Both windows and linux can run cuda. You should consider different factors, like development environment and stuff like that. I love visual studio, so I choose windows.
And I don’t think you can run cuda from inside virtual box.
I would take the contrarian view and suggest that if you can live without Nsight and your new Fermi isn’t a Telsa or Quadro, Linux is probably to be preferred over WDDM windows. If you have a Fermi Telsa and can use the TCC driver, then there is less to chose between them.
CUDA doesn’t work in virtualization environments, so VirtualBox or Vmware is out of the question.
The most important thing is to use an OS you are familiar with. You don’t want to struggle with basic OS issues while also trying to debug CUDA.

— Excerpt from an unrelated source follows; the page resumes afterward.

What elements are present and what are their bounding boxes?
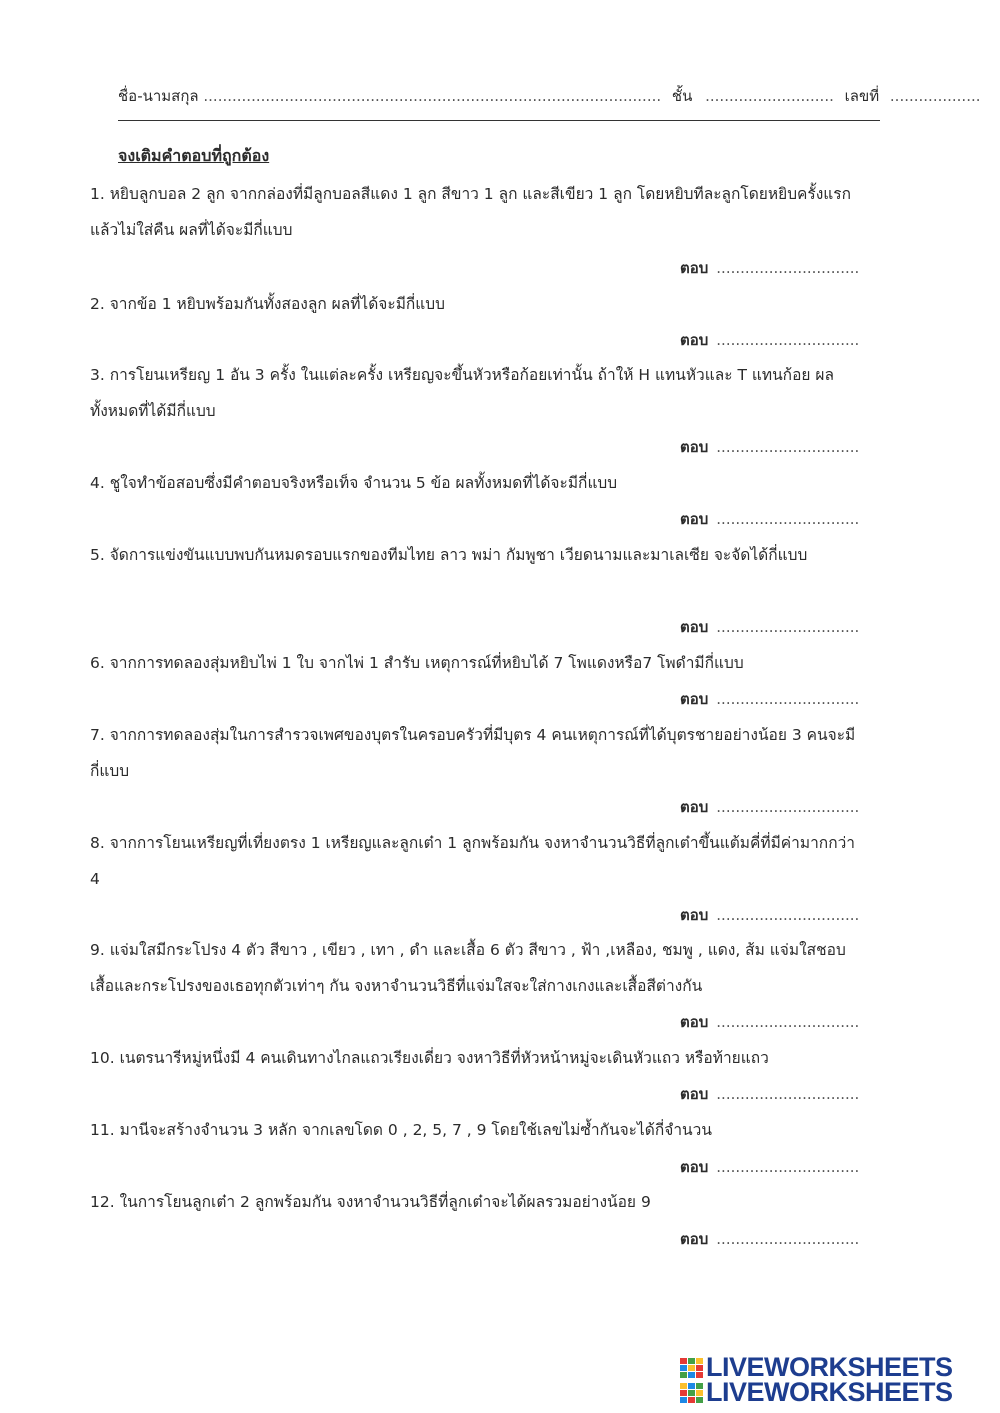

Based on the comments and complains in the forums, I think there is a general anti-vote for the Windows display driver. WDDM introduces a lot of performance quirks that go away once you switch to the TCC Windows driver or Linux. (or go back in time and use Windows XP)
The Windows driver has a huge undocumented problem. Unless you have two video cards and the Fermi card is set up as a compute-only device, the driver will not allow you to run any kernels longer than 5 seconds (and, in some situations, even sequences of kernels adding up to 5 seconds). It really bites when your program is terminated by the driver 2 hours into a 8-hour computation, just because some kernel exceeded the execution time limit.
For any real work, you have to go with a dual GPU setup or to use Linux.
Hmm, given that the watchdog has been around since the dawn of CUDA, I assumed it was documented. However, a quick search doesn’t reveal it in the documentation. Did I miss it somewhere?
To be fair, Linux also has a watchdog if you are running X. You just have the option of not running the GUI in Linux, unlike Windows.
It’s been around since the beginning, but somehow that fact never made to the programming guide. Also, since the X and the Linux kernel are both available with full source code, it should be straightforward to disable the watchdog there.
Given that the GUI desktop is unresponsive while a CUDA kernel is running, I think stopping X is the better approach for long running kernels. :) I just mentioned the Linux watchdog for completeness.
watchdog is baked in the NVIDIA driver, I don’t think you can just disable it. you can disable the watchdog in Win7/Vista (search for “TDR vista,” change the appropriate registry keys to disable TDR or increase the delay to much longer than 2s), and if you boot to a console and don’t run X, you can get no watchdog on Linux as well.
It’s worth prodding the documentation folks to put an explanation of the watchdog in the platform release notes. I did not realize that the various people wandering into the forums confused by the watchdog had no other source for that information.
Windows release notes, halfway down: “Individual kernels are limited to a 2-second runtime by Windows Vista. [should that be all Windows versions, or just Vista?] Kernels that run for longer than 2 seconds will trigger the Timeout Detection and Recovery (TDR) mechanism. For more information, see http://www.microsoft.com/whdc/device/display/wddm_timeout.mspx.”
Linux release notes: “Individual GPU program launches are limited to a run time of less than 5 seconds on a GPU with a display attached. Exceeding this time limit usually causes a launch failure reported through the CUDA driver or the CUDA runtime. GPUs without a display attached are not subject to the 5 second runtime restriction. For this reason it is recommended that CUDA be run on a GPU that is NOT attached to a display and does not have the Windows desktop [???] extended onto it. In this case, the system must contain at least one NVIDIA GPU that serves as the primary graphics adapter.”
But it really should be in the programming guide. Or at least in the reference manual in the section about the error code cudaErrorLaunchTimeout. Release notes are the last place anyone looks.